Okay, so Trump's latest "genius" idea is a 50-year mortgage. Seriously?
The "American Dream" or a Debt Sentence?
Bill Pulte, the FHFA director, is out there on X.com (ofcourse) talking about this being a "game changer" and a "weapon" to help young people buy homes. Right. A weapon alright, pointed directly at their financial futures. Move over, 30-year mortgage. The Trump White House is working on a 50-year option to break the housing market gridlock
Let's be real, this isn't about helping anyone own a home. It's about juicing the market, kicking the can down the road, and making banks richer.
The sales pitch is lower monthly payments. Fannie Mae's calculator says you'd save like, what, a couple hundred bucks a month on a $400k house?

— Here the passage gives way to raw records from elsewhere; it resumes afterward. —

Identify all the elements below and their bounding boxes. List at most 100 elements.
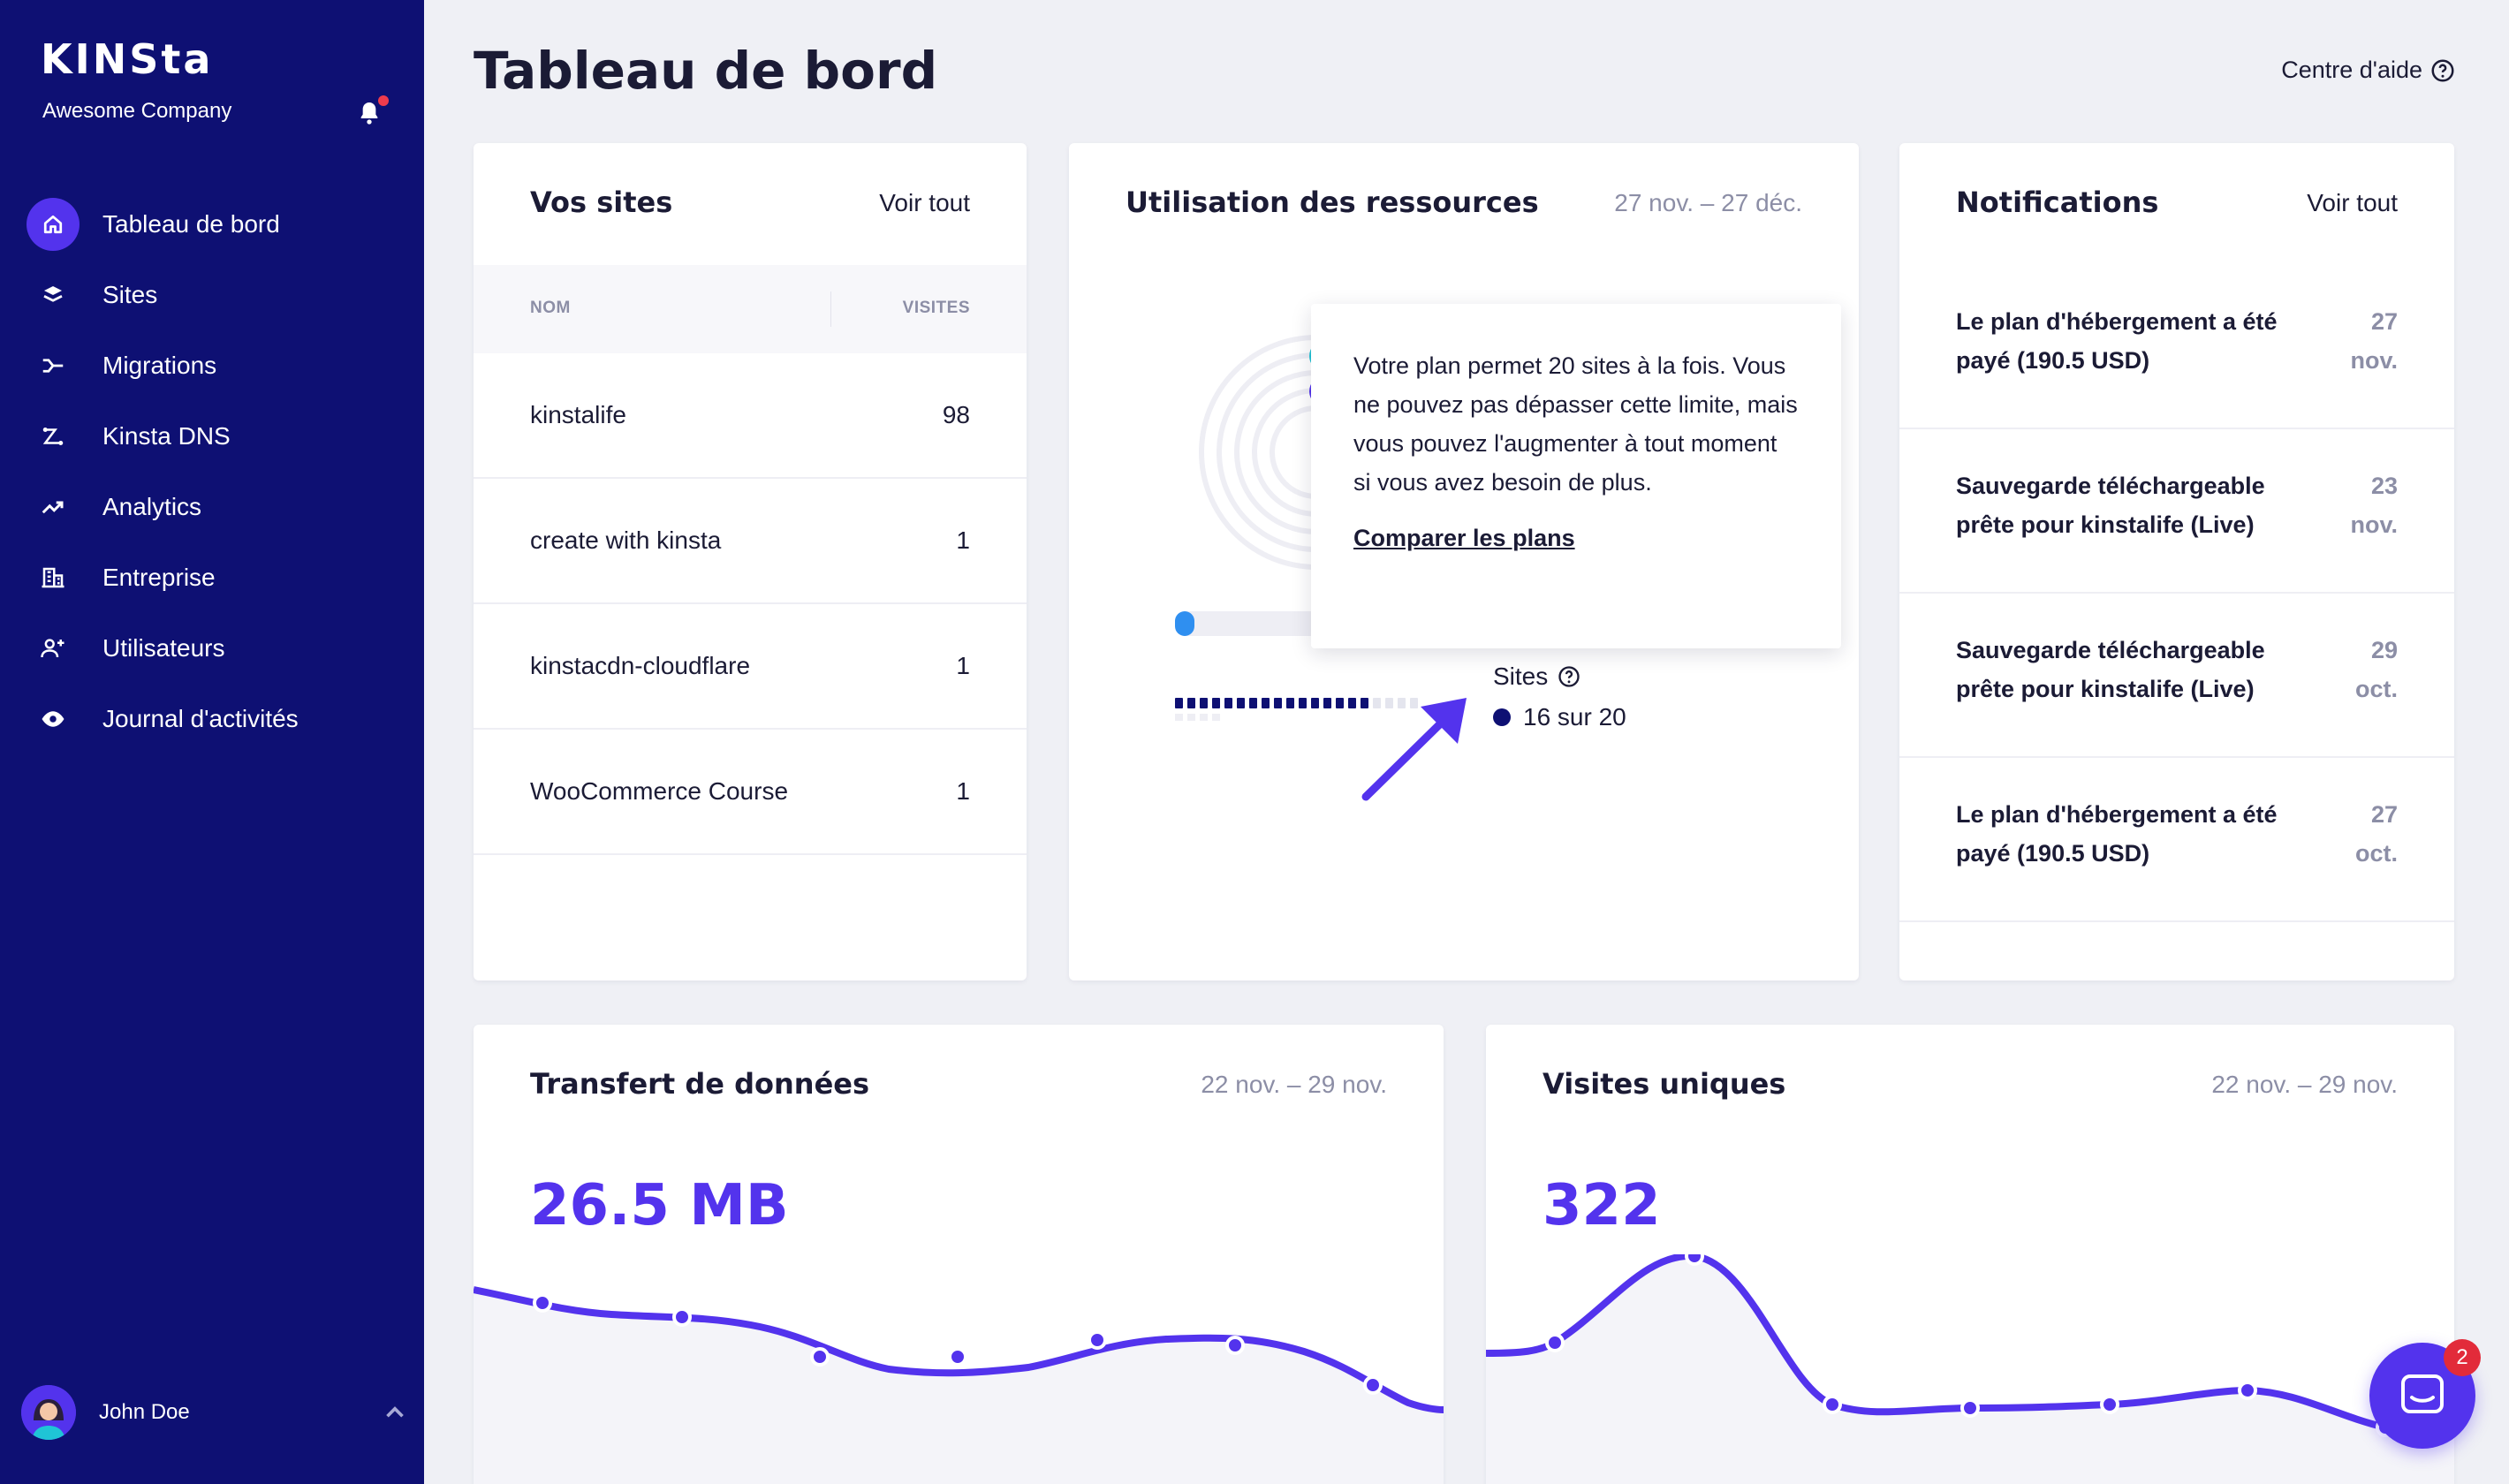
sidebar-item-utilisateurs[interactable]: Utilisateurs xyxy=(0,613,424,684)
notification-item[interactable]: Le plan d'hébergement a été payé (190.5 … xyxy=(1899,265,2454,429)
avatar xyxy=(21,1385,76,1440)
sites-legend: Sites 16 sur 20 xyxy=(1493,662,1626,731)
table-row[interactable]: kinstacdn-cloudflare 1 xyxy=(474,604,1027,730)
chart-point xyxy=(533,1293,552,1313)
chart-point xyxy=(1960,1398,1980,1418)
kinsta-logo[interactable]: KINSta xyxy=(41,35,213,83)
data-transfer-card: Transfert de données 22 nov. – 29 nov. 2… xyxy=(474,1025,1444,1484)
resource-usage-card: Utilisation des ressources 27 nov. – 27 … xyxy=(1069,143,1859,980)
date-range[interactable]: 22 nov. – 29 nov. xyxy=(1201,1071,1387,1099)
sites-count: 16 sur 20 xyxy=(1523,703,1626,731)
site-name[interactable]: kinstalife xyxy=(530,401,626,429)
site-used-mark xyxy=(1311,698,1319,708)
plan-tooltip: Votre plan permet 20 sites à la fois. Vo… xyxy=(1311,304,1841,648)
site-used-mark xyxy=(1187,698,1195,708)
notification-text: Sauvegarde téléchargeable prête pour kin… xyxy=(1956,637,2265,702)
sidebar-item-label: Entreprise xyxy=(102,564,216,591)
site-free-mark xyxy=(1212,714,1220,721)
user-menu[interactable]: John Doe xyxy=(21,1385,410,1440)
notification-item[interactable]: Sauvegarde téléchargeable prête pour kin… xyxy=(1899,594,2454,758)
chart-point xyxy=(948,1347,967,1367)
sidebar-item-kinsta-dns[interactable]: Kinsta DNS xyxy=(0,401,424,472)
date-range[interactable]: 22 nov. – 29 nov. xyxy=(2211,1071,2398,1099)
site-used-mark xyxy=(1274,698,1282,708)
chart-point xyxy=(1225,1336,1245,1355)
data-transfer-value: 26.5 MB xyxy=(530,1173,789,1238)
company-name[interactable]: Awesome Company xyxy=(42,99,231,124)
arrow-annotation-icon xyxy=(1361,698,1467,801)
card-title: Visites uniques xyxy=(1543,1067,1786,1101)
site-name[interactable]: create with kinsta xyxy=(530,526,721,555)
card-title: Notifications xyxy=(1956,186,2159,219)
notification-item[interactable]: Sauvegarde téléchargeable prête pour kin… xyxy=(1899,429,2454,594)
notification-date: 29 oct. xyxy=(2327,631,2398,708)
site-used-mark xyxy=(1299,698,1307,708)
chart-point xyxy=(1685,1254,1704,1266)
help-center-link[interactable]: Centre d'aide xyxy=(2281,57,2456,84)
sidebar-item-sites[interactable]: Sites xyxy=(0,260,424,330)
column-header-name[interactable]: NOM xyxy=(530,299,571,318)
sidebar-item-migrations[interactable]: Migrations xyxy=(0,330,424,401)
chart-point xyxy=(810,1347,830,1367)
sidebar-item-dashboard[interactable]: Tableau de bord xyxy=(0,189,424,260)
building-icon xyxy=(27,551,80,604)
table-header: NOM VISITES xyxy=(474,265,1027,353)
table-row[interactable]: create with kinsta 1 xyxy=(474,479,1027,604)
tooltip-text: Votre plan permet 20 sites à la fois. Vo… xyxy=(1353,352,1798,496)
table-row[interactable]: WooCommerce Course 1 xyxy=(474,730,1027,855)
unique-visits-sparkline[interactable] xyxy=(1486,1254,2454,1484)
chart-point xyxy=(2238,1381,2257,1400)
site-used-mark xyxy=(1336,698,1344,708)
card-title: Utilisation des ressources xyxy=(1126,186,1539,219)
unique-visits-card: Visites uniques 22 nov. – 29 nov. 322 xyxy=(1486,1025,2454,1484)
notification-day: 27 xyxy=(2370,801,2398,828)
site-used-mark xyxy=(1249,698,1257,708)
site-used-mark xyxy=(1224,698,1232,708)
site-free-mark xyxy=(1187,714,1195,721)
chart-point xyxy=(1823,1395,1842,1414)
chart-point xyxy=(672,1307,692,1327)
date-range[interactable]: 27 nov. – 27 déc. xyxy=(1614,189,1802,217)
add-user-icon xyxy=(27,622,80,675)
site-used-mark xyxy=(1200,698,1208,708)
site-used-mark xyxy=(1212,698,1220,708)
notification-date: 27 oct. xyxy=(2327,795,2398,873)
compare-plans-link[interactable]: Comparer les plans xyxy=(1353,525,1575,552)
sidebar-nav: Tableau de bord Sites Migrations Kinsta … xyxy=(0,189,424,754)
notification-date: 23 nov. xyxy=(2327,466,2399,544)
site-free-mark xyxy=(1175,714,1183,721)
site-name[interactable]: WooCommerce Course xyxy=(530,777,788,806)
data-transfer-sparkline[interactable] xyxy=(474,1254,1444,1484)
user-name: John Doe xyxy=(99,1400,190,1424)
site-used-mark xyxy=(1237,698,1245,708)
chevron-up-icon[interactable] xyxy=(380,1397,410,1427)
site-used-mark xyxy=(1262,698,1270,708)
question-circle-icon[interactable] xyxy=(1557,664,1581,689)
sidebar-item-entreprise[interactable]: Entreprise xyxy=(0,542,424,613)
notification-text: Sauvegarde téléchargeable prête pour kin… xyxy=(1956,473,2265,538)
chart-point xyxy=(1088,1330,1107,1350)
notifications-card: Notifications Voir tout Le plan d'héberg… xyxy=(1899,143,2454,980)
column-header-visits[interactable]: VISITES xyxy=(903,299,970,318)
notification-day: 29 xyxy=(2370,637,2398,663)
notification-item[interactable]: Le plan d'hébergement a été payé (190.5 … xyxy=(1899,758,2454,922)
view-all-sites-link[interactable]: Voir tout xyxy=(879,189,970,217)
table-row[interactable]: kinstalife 98 xyxy=(474,353,1027,479)
sidebar-item-journal[interactable]: Journal d'activités xyxy=(0,684,424,754)
column-divider xyxy=(830,292,831,327)
chat-bubble-icon xyxy=(2401,1374,2444,1413)
eye-icon xyxy=(27,693,80,746)
notification-month: oct. xyxy=(2354,676,2398,702)
sidebar-item-label: Migrations xyxy=(102,352,217,379)
sidebar-item-label: Tableau de bord xyxy=(102,210,280,238)
sidebar-item-analytics[interactable]: Analytics xyxy=(0,472,424,542)
sidebar-item-label: Analytics xyxy=(102,493,202,520)
site-name[interactable]: kinstacdn-cloudflare xyxy=(530,652,750,680)
legend-label[interactable]: Sites xyxy=(1493,662,1626,691)
home-icon xyxy=(27,198,80,251)
notification-dot xyxy=(378,95,389,106)
chart-point xyxy=(1545,1333,1565,1352)
view-all-notifications-link[interactable]: Voir tout xyxy=(2307,189,2398,217)
sidebar: KINSta Awesome Company Tableau de bord S… xyxy=(0,0,424,1484)
chart-point xyxy=(1363,1375,1383,1395)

Big whoop. But what about the interest? You're paying for half a century! You'll be dead before you own the damn thing.
Marjorie Taylor Greene gets it. Even she thinks it's a scam to reward banks and homebuilders while trapping people in debt. And if MTG is raising red flags, you know it's bad.
And Pulte blaming Jerome Powell for "artificially high" rates? Give me a break. Powell's trying to fix the mess Trump made in the first place. It's always someone else's fault, ain't it?
Equity? What's Equity?
Remember the 2008 crash? People walking away from their homes because they owed more than they were worth? This 50-year mortgage is just begging for a repeat performance. Except this time, it'll be even worse because people will have even less equity.

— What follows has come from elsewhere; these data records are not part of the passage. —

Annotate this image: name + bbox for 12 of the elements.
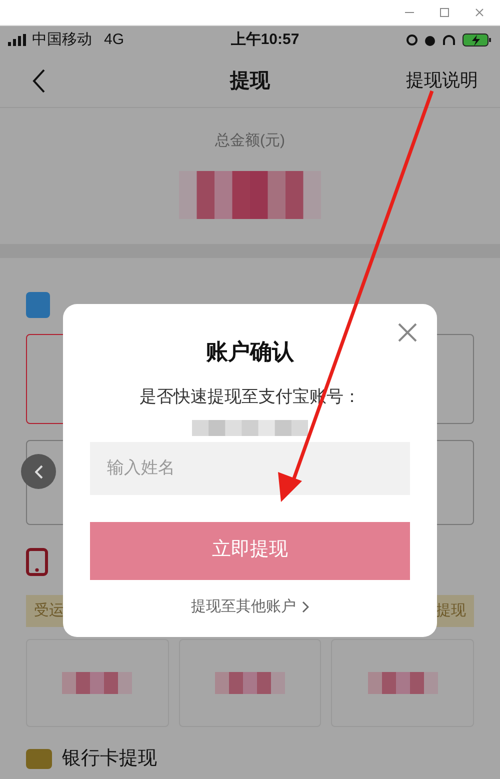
status-time: 上午10:57 — [230, 30, 300, 50]
page-title: 提现 — [230, 68, 270, 94]
banner-text: 受运 — [34, 600, 64, 621]
carrier-text: 中国移动 — [32, 30, 92, 50]
section-title: 银行卡提现 — [62, 747, 157, 771]
network-text: 4G — [104, 30, 124, 50]
other-account-link[interactable]: 提现至其他账户 — [191, 596, 309, 618]
help-link[interactable]: 提现说明 — [406, 67, 478, 94]
dialog-title: 账户确认 — [206, 338, 294, 366]
total-label: 总金额(元) — [215, 131, 285, 151]
banner-text: 提现 — [436, 600, 466, 621]
name-field[interactable]: 输入姓名 — [90, 442, 410, 494]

Richard Green at USC spells it out: longer loans, less equity. It's not rocket science.
These geniuses think stretching out the loan magically makes housing affordable? It doesn't. It just makes it more expensive in the long run and enriches the banks. The real problem is supply and demand. We need more houses, period. Not more ways to indebt ourselves.
Oh, and Pulte is also floating the idea of Fannie and Freddie taking equity stakes in private companies? What the hell is that about? Are we just turning the entire housing market into some kind of giant casino?
I swear, sometimes I think these people are actively trying to destroy the country. Then again, maybe I'm just being cynical.
The "Lock-In Effect"
They say this is also supposed to solve the "lock-in effect," where people don't want to sell their homes because they don't want to give up their low interest rates. So, the solution is to get more people locked into even longer mortgages? Makes perfect sense.
And the average first-time homebuyer is 40 years old now? Forty! That's insane. They're closer to retirement than they are to graduating high school. And Trump's solution is to saddle them with a 50-year debt?
I guess that's the plan: to keep us all working until we drop, just to pay off the banks.